In fact, a proof by contradiction isn't necessary here. To prove that the max flow is at most some upper bound $x$, it's equivalent to prove that the min cut is at most some upper bound $x$. To do that, it's enough to find some cut, not necessarily the min cut, with capacity $x$. (Then, the min cut can only be lower than that!)
So, your goal is to prove that if the distance between $s$ and $t$ is $d$, then there is a cut of capacity $O(v^2/d^2)$.
Here's a sketch of an argument. Let $V_1, V_2, \dots, V_{d-1}$ be the sets of vertices at distance $1, 2, \dots, d-1$ from $s$, respectively. Then for every $i$ such that $1 \le i < d-1$, deleting all the edges between $V_i$ and $V_{i+1}$ will disconnect $s$ from $t$, so it corresponds to a cut.
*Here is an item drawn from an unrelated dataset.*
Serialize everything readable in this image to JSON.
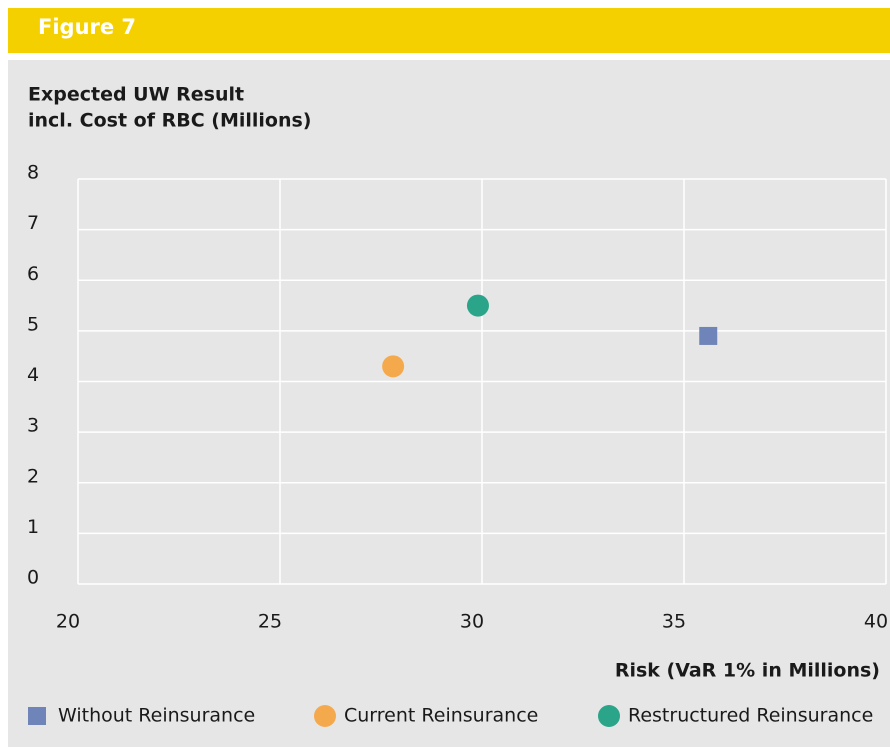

The "average case" is that $V_1, V_2, \dots, V_{d-1}$ all have size about $\frac{v}{d-1}$. The number of edges between $V_i$ and $V_{i+1}$ is at most $|V_i| \cdot |V_{i+1}|$, which would be about $(\frac{v}{d-1})^2$.
You cannot guarantee that you're in the average case, of course. But you should be able to argue that at least one of these cuts is not much worse than average, proving the result you want.